With the election just over a month away, and most eyes on the presidential race, it’s easy to lose focus on many of the other statewide races, but those elections can have a big impact on North Carolinians’ lives.
That’s because the offices at stake have a wide range of responsibilities, including the state’s fiscal health, the prosecution of the law, and the efficient administration of state and local governmental bodies and agencies.
In addition to the race for governor, there are nine other statewide races that make up the Council of State.
The November winners will take over the Offices of the Lieutenant Governor, the Secretary of State, the State Treasurer, the State Auditor, and the Attorney General; and the Departments of Agriculture, Labor and Public Instruction,.
Currently the office of lieutenant governor, commissioner of agriculture and commissioner of labor are held by Republicans; Democrats hold the other offices.
Lt. Gov. Dan Forest is running for re-election in 2016 against Democrat Linda Coleman.
In North Carolina, the lieutenant governor officer’s primary responsibility is to preside over the state Senate. It is the only elected position to have powers in both the legislative and executive branches of state government.
The race for attorney general is interesting in that long-time Attorney General Roy Cooper has decided to not run for re-election, but instead is challenging Gov. Pat McCrory.
Secretary of State Elaine Marshall, who has been in office since 1997, is running against Republican challenger Michael LaPaglia.
The Secretary of State is charged with overseeing many of the economic and business-related operations of the state government, such as registrations of professional bodies like corporations or charities.
With Cooper running for governor against McCrory, two state legislators are stepping up to become the next attorney general.
Republican Sen. Buck Newton is running against Sen. Josh Stein, the Democrat.
The attorney general is head of the state Department of Justice and is charged with providing legal representation and advice to all state agencies.
State Treasurer Janet Cowell is not running for re-election in 2016, leaving the seat open for either Democrat Dan Blue III, son of Sen. Dan Blue, and Republican Dale Folwell, who was most recently head of the state’s Division of Employment Security.
The treasurer is charged with overseeing the financial operations of the state, including its $90 billion pension fund and the State Health Plan, while also acting as fiscal adviser to the state and local governments.
State Auditor Beth Wood, a Democrat, is running for re-election against Republican Chuck Stuber, former FBI agent and chief investigator for the State Board of Elections.
The auditor’s office is considered to be a fiscal watchdog charged with overseeing and reviewing the financial accounts of state agencies, including the public universities.
Commissioner of Agriculture Steve Troxler, a Republican, is running for re-election against Democrat Walter Smith, who is going for his second challenge against Troxler this November.
The Commissioner of Agriculture oversees the Department of Agriculture and Consumer Services, as well as serving as the chairman of the state Board of Agriculture.
Wayne Goodwin, the Democratic Commissioner of Insurance, is running for re-election against Republican challenger Mike Causey, for another term.
The Commissioner of Insurance is charged with regulating the insurance industry in the state and overseeing insurance professionals in the state.
The incumbent Commissioner of Labor, Cherie Berry, is running against Democrat Charles Meeker for another term as the head of the Department of Labor.

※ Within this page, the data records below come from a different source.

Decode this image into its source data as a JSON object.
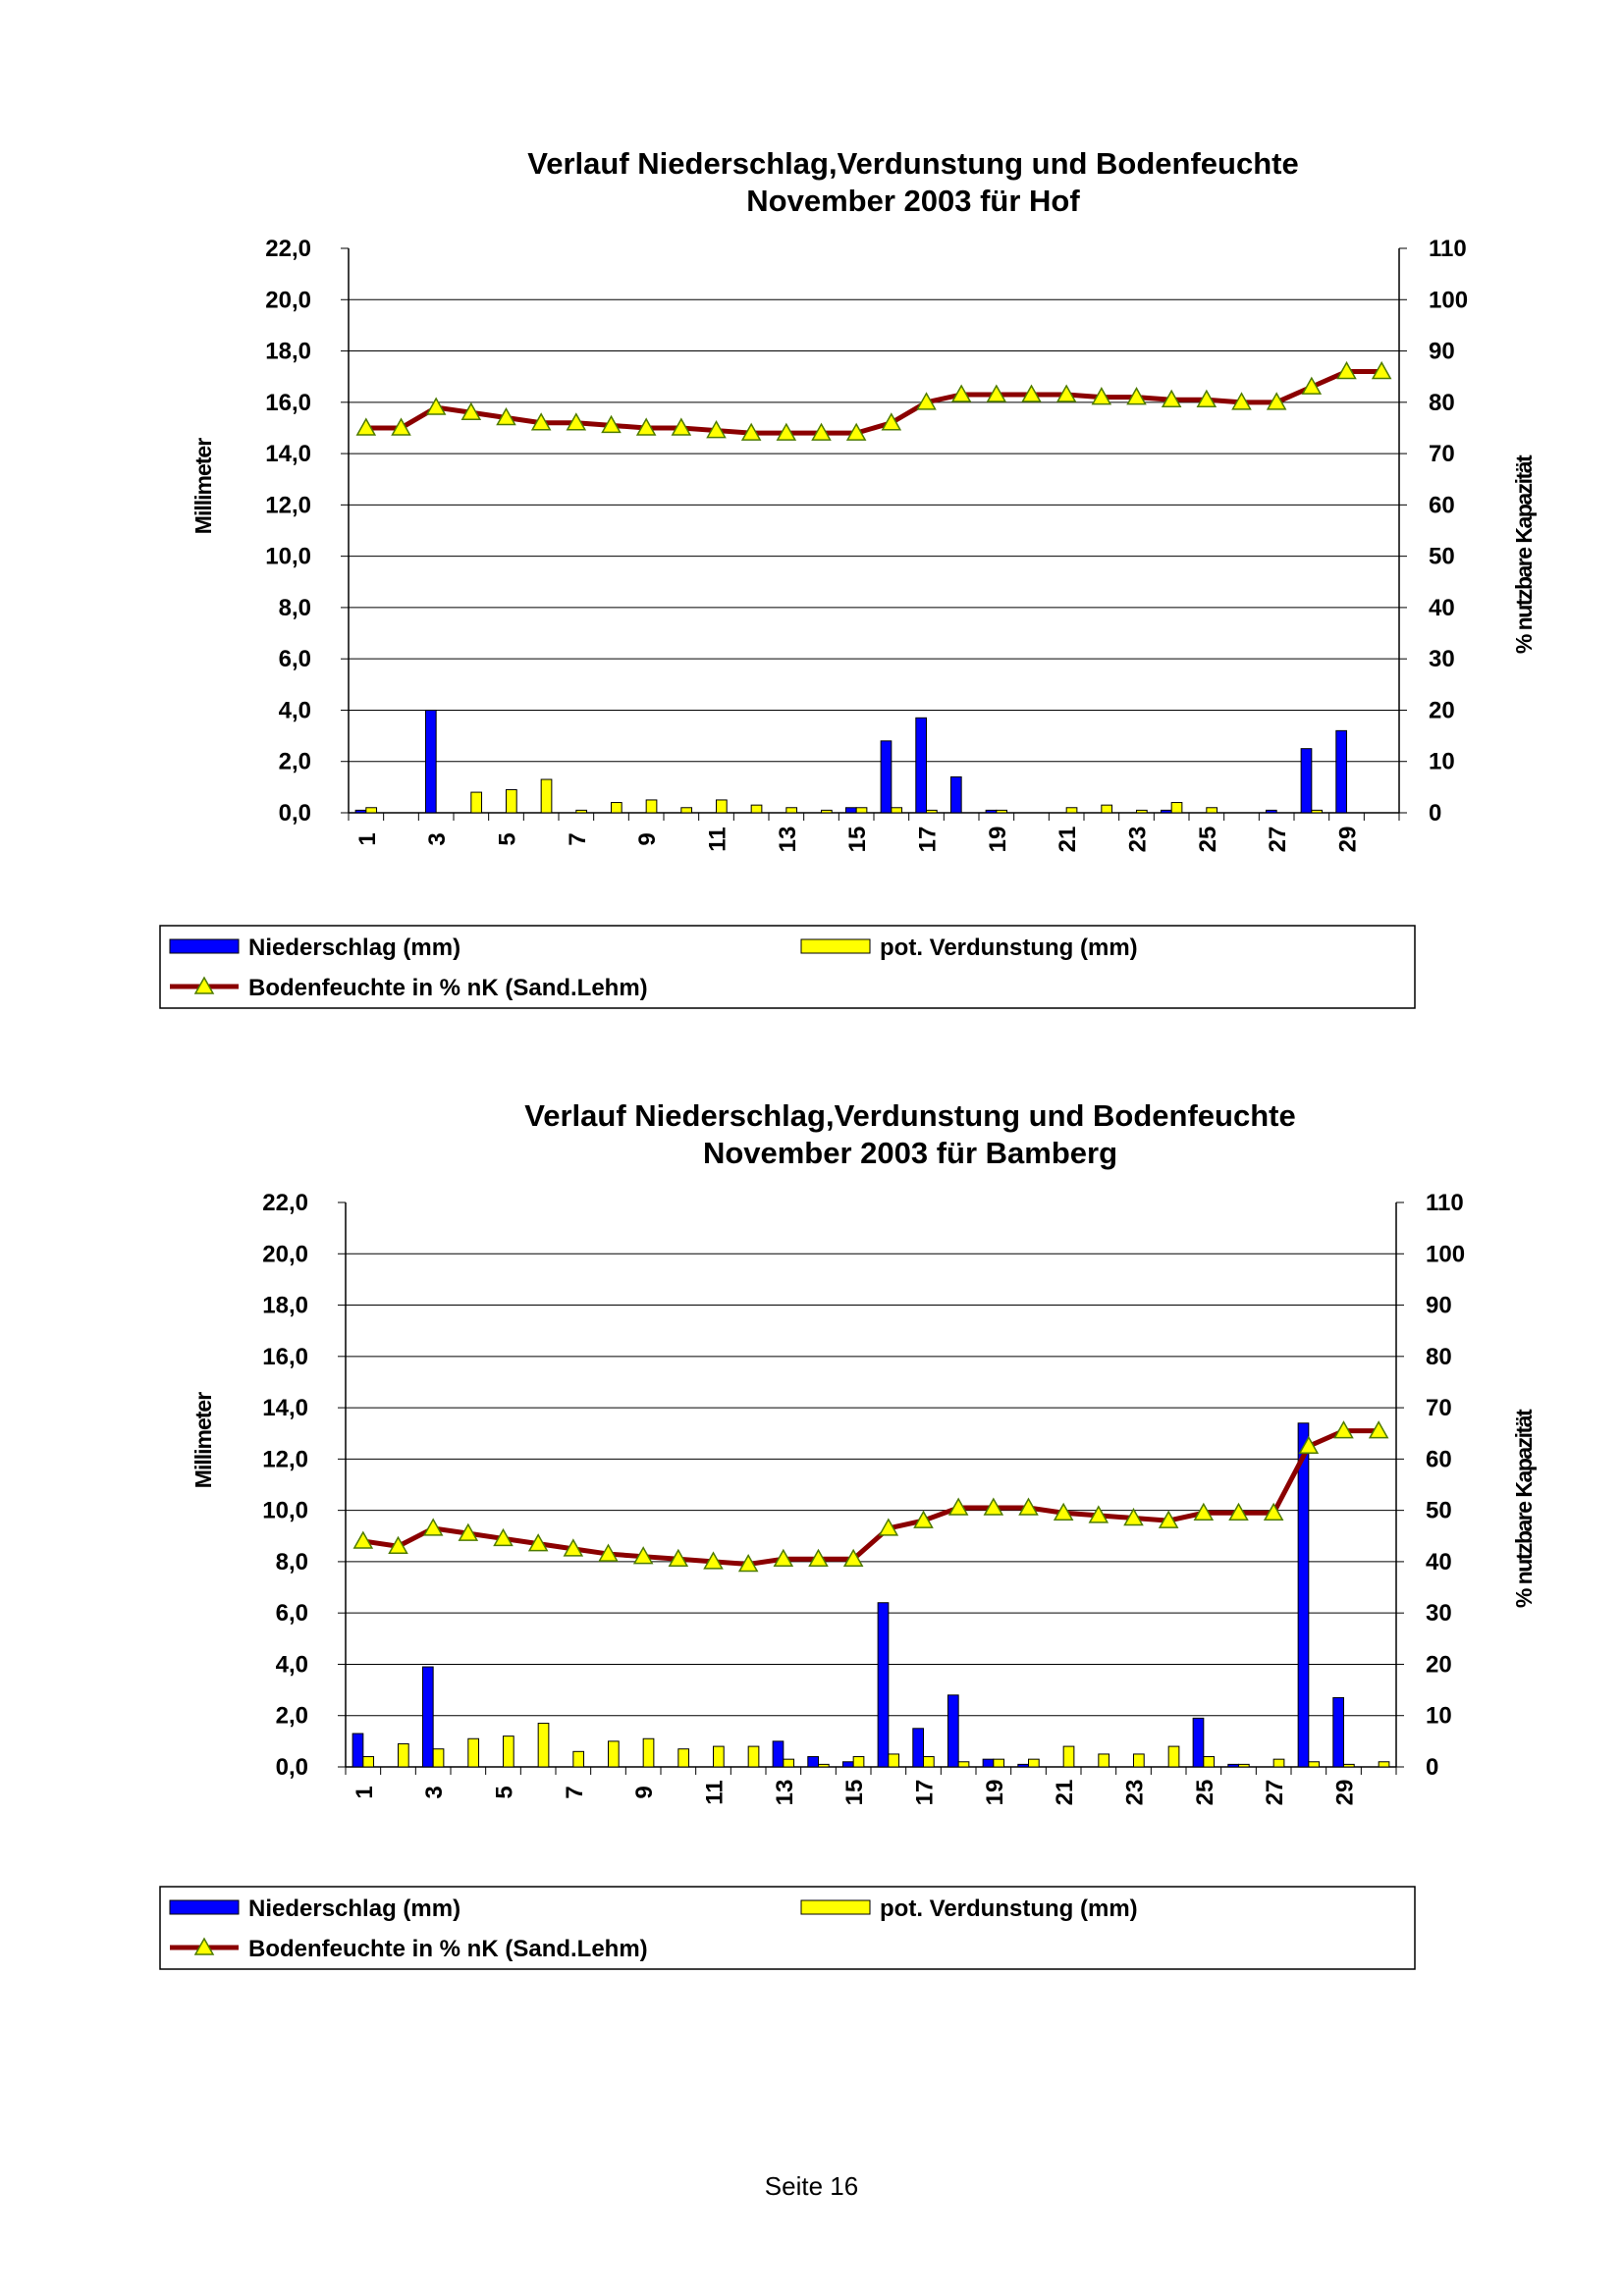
{
  "chart_data": [
    {
      "type": "bar",
      "title_line1": "Verlauf Niederschlag,Verdunstung und Bodenfeuchte",
      "title_line2": "November 2003 für Hof",
      "ylabel": "Millimeter",
      "y2label": "% nutzbare Kapazität",
      "ylim": [
        0,
        22
      ],
      "y_ticks": [
        "22,0",
        "20,0",
        "18,0",
        "16,0",
        "14,0",
        "12,0",
        "10,0",
        "8,0",
        "6,0",
        "4,0",
        "2,0",
        "0,0"
      ],
      "y2lim": [
        0,
        110
      ],
      "y2_ticks": [
        "110",
        "100",
        "90",
        "80",
        "70",
        "60",
        "50",
        "40",
        "30",
        "20",
        "10",
        "0"
      ],
      "x_tick_labels": [
        "1",
        "3",
        "5",
        "7",
        "9",
        "11",
        "13",
        "15",
        "17",
        "19",
        "21",
        "23",
        "25",
        "27",
        "29"
      ],
      "categories": [
        "1",
        "2",
        "3",
        "4",
        "5",
        "6",
        "7",
        "8",
        "9",
        "10",
        "11",
        "12",
        "13",
        "14",
        "15",
        "16",
        "17",
        "18",
        "19",
        "20",
        "21",
        "22",
        "23",
        "24",
        "25",
        "26",
        "27",
        "28",
        "29",
        "30"
      ],
      "grid": true,
      "legend_position": "bottom",
      "series": [
        {
          "name": "Niederschlag (mm)",
          "kind": "bar",
          "axis": "left",
          "color": "#0000ff",
          "values": [
            0.1,
            0,
            4.0,
            0,
            0,
            0,
            0,
            0,
            0,
            0,
            0,
            0,
            0,
            0,
            0.2,
            2.8,
            3.7,
            1.4,
            0.1,
            0,
            0,
            0,
            0,
            0.1,
            0,
            0,
            0.1,
            2.5,
            3.2,
            0
          ]
        },
        {
          "name": "pot. Verdunstung (mm)",
          "kind": "bar",
          "axis": "left",
          "color": "#ffff00",
          "values": [
            0.2,
            0,
            0,
            0.8,
            0.9,
            1.3,
            0.1,
            0.4,
            0.5,
            0.2,
            0.5,
            0.3,
            0.2,
            0.1,
            0.2,
            0.2,
            0.1,
            0,
            0.1,
            0,
            0.2,
            0.3,
            0.1,
            0.4,
            0.2,
            0,
            0,
            0.1,
            0,
            0
          ]
        },
        {
          "name": "Bodenfeuchte in % nK (Sand.Lehm)",
          "kind": "line",
          "axis": "right",
          "color": "#8b0000",
          "marker_color": "#ffff00",
          "values": [
            75,
            75,
            79,
            78,
            77,
            76,
            76,
            75.5,
            75,
            75,
            74.5,
            74,
            74,
            74,
            74,
            76,
            80,
            81.5,
            81.5,
            81.5,
            81.5,
            81,
            81,
            80.5,
            80.5,
            80,
            80,
            83,
            86,
            86
          ]
        }
      ]
    },
    {
      "type": "bar",
      "title_line1": "Verlauf Niederschlag,Verdunstung und Bodenfeuchte",
      "title_line2": "November 2003 für Bamberg",
      "ylabel": "Millimeter",
      "y2label": "% nutzbare Kapazität",
      "ylim": [
        0,
        22
      ],
      "y_ticks": [
        "22,0",
        "20,0",
        "18,0",
        "16,0",
        "14,0",
        "12,0",
        "10,0",
        "8,0",
        "6,0",
        "4,0",
        "2,0",
        "0,0"
      ],
      "y2lim": [
        0,
        110
      ],
      "y2_ticks": [
        "110",
        "100",
        "90",
        "80",
        "70",
        "60",
        "50",
        "40",
        "30",
        "20",
        "10",
        "0"
      ],
      "x_tick_labels": [
        "1",
        "3",
        "5",
        "7",
        "9",
        "11",
        "13",
        "15",
        "17",
        "19",
        "21",
        "23",
        "25",
        "27",
        "29"
      ],
      "categories": [
        "1",
        "2",
        "3",
        "4",
        "5",
        "6",
        "7",
        "8",
        "9",
        "10",
        "11",
        "12",
        "13",
        "14",
        "15",
        "16",
        "17",
        "18",
        "19",
        "20",
        "21",
        "22",
        "23",
        "24",
        "25",
        "26",
        "27",
        "28",
        "29",
        "30"
      ],
      "grid": true,
      "legend_position": "bottom",
      "series": [
        {
          "name": "Niederschlag (mm)",
          "kind": "bar",
          "axis": "left",
          "color": "#0000ff",
          "values": [
            1.3,
            0,
            3.9,
            0,
            0,
            0,
            0,
            0,
            0,
            0,
            0,
            0,
            1.0,
            0.4,
            0.2,
            6.4,
            1.5,
            2.8,
            0.3,
            0.1,
            0,
            0,
            0,
            0,
            1.9,
            0.1,
            0,
            13.4,
            2.7,
            0
          ]
        },
        {
          "name": "pot. Verdunstung (mm)",
          "kind": "bar",
          "axis": "left",
          "color": "#ffff00",
          "values": [
            0.4,
            0.9,
            0.7,
            1.1,
            1.2,
            1.7,
            0.6,
            1.0,
            1.1,
            0.7,
            0.8,
            0.8,
            0.3,
            0.1,
            0.4,
            0.5,
            0.4,
            0.2,
            0.3,
            0.3,
            0.8,
            0.5,
            0.5,
            0.8,
            0.4,
            0.1,
            0.3,
            0.2,
            0.1,
            0.2
          ]
        },
        {
          "name": "Bodenfeuchte in % nK (Sand.Lehm)",
          "kind": "line",
          "axis": "right",
          "color": "#8b0000",
          "marker_color": "#ffff00",
          "values": [
            44,
            43,
            46.5,
            45.5,
            44.5,
            43.5,
            42.5,
            41.5,
            41,
            40.5,
            40,
            39.5,
            40.5,
            40.5,
            40.5,
            46.5,
            48,
            50.5,
            50.5,
            50.5,
            49.5,
            49,
            48.5,
            48,
            49.5,
            49.5,
            49.5,
            62.5,
            65.5,
            65.5
          ]
        }
      ]
    }
  ],
  "footer": "Seite 16"
}
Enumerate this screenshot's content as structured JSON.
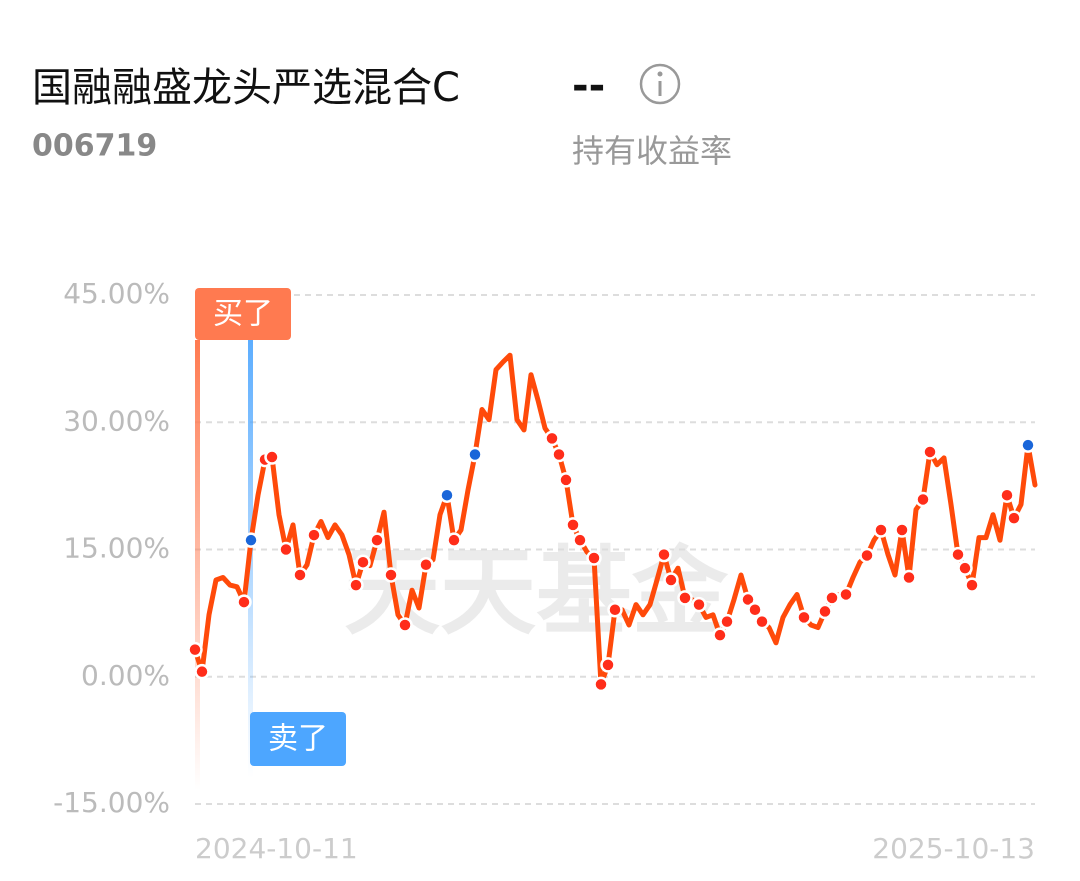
{
  "header": {
    "title": "国融融盛龙头严选混合C",
    "value": "--",
    "code": "006719",
    "value_caption": "持有收益率"
  },
  "chart_data": {
    "type": "line",
    "watermark": "天天基金",
    "color": "#ff4a0a",
    "ylim": [
      -15,
      45
    ],
    "yticks": [
      {
        "value": 45,
        "label": "45.00%"
      },
      {
        "value": 30,
        "label": "30.00%"
      },
      {
        "value": 15,
        "label": "15.00%"
      },
      {
        "value": 0,
        "label": "0.00%"
      },
      {
        "value": -15,
        "label": "-15.00%"
      }
    ],
    "grid": true,
    "categories": [
      "2024-10-11",
      null,
      null,
      null,
      null,
      null,
      null,
      null,
      null,
      null,
      null,
      null,
      null,
      null,
      null,
      null,
      null,
      null,
      null,
      null,
      null,
      null,
      null,
      null,
      null,
      null,
      null,
      null,
      null,
      null,
      null,
      null,
      null,
      null,
      null,
      null,
      null,
      null,
      null,
      null,
      null,
      null,
      null,
      null,
      null,
      null,
      null,
      null,
      null,
      null,
      null,
      null,
      null,
      null,
      null,
      null,
      null,
      null,
      null,
      null,
      null,
      null,
      null,
      null,
      null,
      null,
      null,
      null,
      null,
      null,
      null,
      null,
      null,
      null,
      null,
      null,
      null,
      null,
      null,
      null,
      null,
      null,
      null,
      null,
      null,
      null,
      null,
      null,
      null,
      null,
      null,
      null,
      null,
      null,
      null,
      null,
      null,
      null,
      null,
      null,
      null,
      null,
      null,
      null,
      null,
      null,
      null,
      null,
      null,
      null,
      null,
      null,
      null,
      null,
      null,
      null,
      null,
      null,
      null,
      null,
      "2025-10-13"
    ],
    "values": [
      3.2,
      0.6,
      7.3,
      11.4,
      11.7,
      10.8,
      10.6,
      8.8,
      16.1,
      21.4,
      25.6,
      25.9,
      19.1,
      15,
      17.9,
      12,
      13.2,
      16.7,
      18.3,
      16.4,
      17.9,
      16.7,
      14.4,
      10.8,
      13.5,
      13.1,
      16.1,
      19.4,
      12,
      7.3,
      6.1,
      10.2,
      8.1,
      13.2,
      13.8,
      19.1,
      21.4,
      16.1,
      17.3,
      22,
      26.2,
      31.5,
      30.3,
      36.2,
      37.1,
      37.9,
      30.3,
      29.1,
      35.6,
      32.6,
      29.3,
      28.1,
      26.2,
      23.2,
      17.9,
      16.1,
      14.7,
      14,
      -0.9,
      1.4,
      7.9,
      7.9,
      6.1,
      8.5,
      7.3,
      8.5,
      11.4,
      14.4,
      11.4,
      12.8,
      9.3,
      9.1,
      8.5,
      7,
      7.3,
      4.9,
      6.5,
      9.1,
      12,
      9.1,
      7.9,
      6.5,
      5.8,
      4,
      7,
      8.5,
      9.7,
      7,
      6.1,
      5.8,
      7.7,
      9.3,
      9.7,
      9.7,
      11.7,
      13.5,
      14.3,
      16.1,
      17.3,
      14.4,
      12,
      17.3,
      11.7,
      19.7,
      20.9,
      26.5,
      25,
      25.8,
      20.3,
      14.4,
      12.8,
      10.8,
      16.4,
      16.4,
      19.1,
      16.1,
      21.4,
      18.7,
      20.3,
      27.3,
      22.6
    ],
    "buy_points": {
      "color": "#ff2d1a",
      "points": [
        {
          "index": 0,
          "value": 3.2
        },
        {
          "index": 1,
          "value": 0.6
        },
        {
          "index": 7,
          "value": 8.8
        },
        {
          "index": 10,
          "value": 25.6
        },
        {
          "index": 11,
          "value": 25.9
        },
        {
          "index": 13,
          "value": 15
        },
        {
          "index": 15,
          "value": 12
        },
        {
          "index": 17,
          "value": 16.7
        },
        {
          "index": 23,
          "value": 10.8
        },
        {
          "index": 24,
          "value": 13.5
        },
        {
          "index": 26,
          "value": 16.1
        },
        {
          "index": 28,
          "value": 12
        },
        {
          "index": 30,
          "value": 6.1
        },
        {
          "index": 33,
          "value": 13.2
        },
        {
          "index": 37,
          "value": 16.1
        },
        {
          "index": 51,
          "value": 28.1
        },
        {
          "index": 52,
          "value": 26.2
        },
        {
          "index": 53,
          "value": 23.2
        },
        {
          "index": 54,
          "value": 17.9
        },
        {
          "index": 55,
          "value": 16.1
        },
        {
          "index": 57,
          "value": 14
        },
        {
          "index": 58,
          "value": -0.9
        },
        {
          "index": 59,
          "value": 1.4
        },
        {
          "index": 60,
          "value": 7.9
        },
        {
          "index": 67,
          "value": 14.4
        },
        {
          "index": 68,
          "value": 11.4
        },
        {
          "index": 70,
          "value": 9.3
        },
        {
          "index": 72,
          "value": 8.5
        },
        {
          "index": 75,
          "value": 4.9
        },
        {
          "index": 76,
          "value": 6.5
        },
        {
          "index": 79,
          "value": 9.1
        },
        {
          "index": 80,
          "value": 7.9
        },
        {
          "index": 81,
          "value": 6.5
        },
        {
          "index": 87,
          "value": 7
        },
        {
          "index": 90,
          "value": 7.7
        },
        {
          "index": 91,
          "value": 9.3
        },
        {
          "index": 93,
          "value": 9.7
        },
        {
          "index": 96,
          "value": 14.3
        },
        {
          "index": 98,
          "value": 17.3
        },
        {
          "index": 101,
          "value": 17.3
        },
        {
          "index": 102,
          "value": 11.7
        },
        {
          "index": 104,
          "value": 20.9
        },
        {
          "index": 105,
          "value": 26.5
        },
        {
          "index": 109,
          "value": 14.4
        },
        {
          "index": 110,
          "value": 12.8
        },
        {
          "index": 111,
          "value": 10.8
        },
        {
          "index": 116,
          "value": 21.4
        },
        {
          "index": 117,
          "value": 18.7
        }
      ]
    },
    "sell_points": {
      "color": "#1a66d9",
      "points": [
        {
          "index": 8,
          "value": 16.1
        },
        {
          "index": 36,
          "value": 21.4
        },
        {
          "index": 40,
          "value": 26.2
        },
        {
          "index": 119,
          "value": 27.3
        }
      ]
    },
    "annotations": [
      "买了",
      "卖了"
    ]
  }
}
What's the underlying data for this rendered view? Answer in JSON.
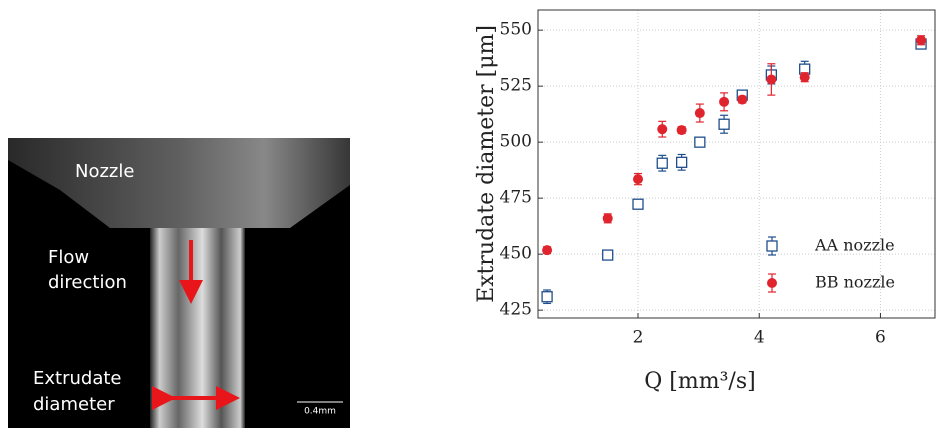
{
  "photo": {
    "nozzle_label": "Nozzle",
    "flow_label": [
      "Flow",
      "direction"
    ],
    "diameter_label": [
      "Extrudate",
      "diameter"
    ],
    "scale_bar": "0.4mm"
  },
  "chart_data": {
    "type": "scatter",
    "xlabel": "Q [mm³/s]",
    "ylabel": "Extrudate diameter [μm]",
    "xlim": [
      0.35,
      6.9
    ],
    "xticks": [
      2,
      4,
      6
    ],
    "ylim": [
      421.5,
      559
    ],
    "yticks": [
      425,
      450,
      475,
      500,
      525,
      550
    ],
    "grid": true,
    "legend": "lower right",
    "series": [
      {
        "name": "AA nozzle",
        "color": "#1f4e8c",
        "marker": "square",
        "x": [
          0.5,
          1.5,
          2.0,
          2.4,
          2.72,
          3.02,
          3.42,
          3.72,
          4.2,
          4.75,
          6.67
        ],
        "values": [
          431,
          449.6,
          472.3,
          490.6,
          491,
          500,
          508,
          521,
          530,
          532.6,
          543.8
        ],
        "errors": [
          3,
          1.5,
          1.5,
          3.5,
          3.5,
          1.5,
          4,
          2,
          4,
          3.5,
          1.5
        ]
      },
      {
        "name": "BB nozzle",
        "color": "#e0242e",
        "marker": "circle",
        "x": [
          0.5,
          1.5,
          2.0,
          2.4,
          2.72,
          3.02,
          3.42,
          3.72,
          4.2,
          4.75,
          6.67
        ],
        "values": [
          451.8,
          466,
          483.5,
          505.8,
          505.4,
          513,
          518,
          519,
          528,
          529,
          545.5
        ],
        "errors": [
          1.5,
          2,
          2.5,
          3.5,
          1.5,
          4,
          4,
          1.5,
          7,
          2,
          2
        ]
      }
    ]
  }
}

It is charged with safeguarding the “health, safety and general well-being” of more than 4 million workers.
Meeker formerly served as the mayor of Raleigh.
State Superintendent of Public Instruction June Atkinson, a Democrat, is running for re-election against Mark Johnson in November.
The superintendent serves as the head of the Department of Public Instruction, overseeing the public school system in the state.